Why We’re Here: The Transformative Nature of Cotton
“Cotton is a material with memory.” ––Leonardo Drew
Cotton, at its core, is a transformative material full of both potential and melancholy. In this conference discussion, Talia Kimberly Wright and Aidan Anne Frierson reflect on how cotton’s complicated history can be utilized as both a vessel for memory and site for material reclamation.
As an African American artist and speculative writer whose ancestry is directly tied to Mississippi cotton plantations, Wright approaches cotton as a conduit for time travel and embodied memory. Similarly, Frierson’s papermaking practice is embedded in the history of cotton, often positing the material as the “reason why we’re here.”

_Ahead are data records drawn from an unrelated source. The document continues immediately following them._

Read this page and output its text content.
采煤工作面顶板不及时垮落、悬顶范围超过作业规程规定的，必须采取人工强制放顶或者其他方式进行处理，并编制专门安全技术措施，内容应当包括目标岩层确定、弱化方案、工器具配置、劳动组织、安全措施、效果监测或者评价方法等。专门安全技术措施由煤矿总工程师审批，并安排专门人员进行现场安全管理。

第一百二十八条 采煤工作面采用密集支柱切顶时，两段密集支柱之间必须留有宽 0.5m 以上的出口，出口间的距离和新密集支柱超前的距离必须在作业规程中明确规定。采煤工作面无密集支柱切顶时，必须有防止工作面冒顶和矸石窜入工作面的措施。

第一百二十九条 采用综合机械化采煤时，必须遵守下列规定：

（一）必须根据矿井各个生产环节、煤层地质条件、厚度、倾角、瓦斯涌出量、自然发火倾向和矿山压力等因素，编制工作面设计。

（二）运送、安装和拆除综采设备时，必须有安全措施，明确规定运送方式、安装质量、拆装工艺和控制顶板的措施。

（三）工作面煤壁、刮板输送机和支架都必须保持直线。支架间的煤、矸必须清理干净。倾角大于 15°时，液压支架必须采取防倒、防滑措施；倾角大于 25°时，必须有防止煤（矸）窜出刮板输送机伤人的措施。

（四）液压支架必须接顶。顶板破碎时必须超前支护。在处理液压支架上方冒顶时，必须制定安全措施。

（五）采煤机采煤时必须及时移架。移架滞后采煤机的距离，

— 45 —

In October of last year, Wright and Frierson visited a Black-owned cotton farm in Northampton, North Carolina. Guided by farmer, land steward, and fifth-generation cotton farmer Julius Tillery, the visit marked the first time either artist had seen cotton growing in the field. “Why We’re Here: The Transformative Nature of Cotton” will be a conversation weaving together the American history of cotton, the material processes of cotton papermaking, and the fiber’s capacity to function as both connective tissue and a temporal bridge.
Speaker Bios
Talia Kimberly Wright is a multidisciplinary artist and writer born and raised on the Southside of Chicago. Utilizing memory, word, and material object, her work aims to bridge the gap between the ancestral, traditional, and regenerated lives of Black people in America––especially those who have been impacted by the Great Migration. She employs different methodologies like book-making, ceramics, collaging, and painting in an effort to investigate the expansiveness of geography inhabited by Black Americans and the relationships built within them, specifically through the lens of Afro-surrealism. She has an MFA from the School of the Art Institute of Chicago.
Aidan Anne Frierson is an Artist and Educator from Chicago primarily practicing Hand Papermaking. Her work is a contemporary retrospective rooted in living, feeling, autobiography, spirit, and archive. Through Hand Papermaking, she honors history as a material by embedding ephemera in relationship with cellulose, engaging conversations about plants, people, love and labor. Frierson’s work is a culmination––a form––of material storytelling and diaristic cartography, that reflect memory’s interdependent relationship with reality. Frierson is the Co-Founder of Chicago Pulp Papermill & Studio and the Executive Director of the North American Hand Papermakers organization.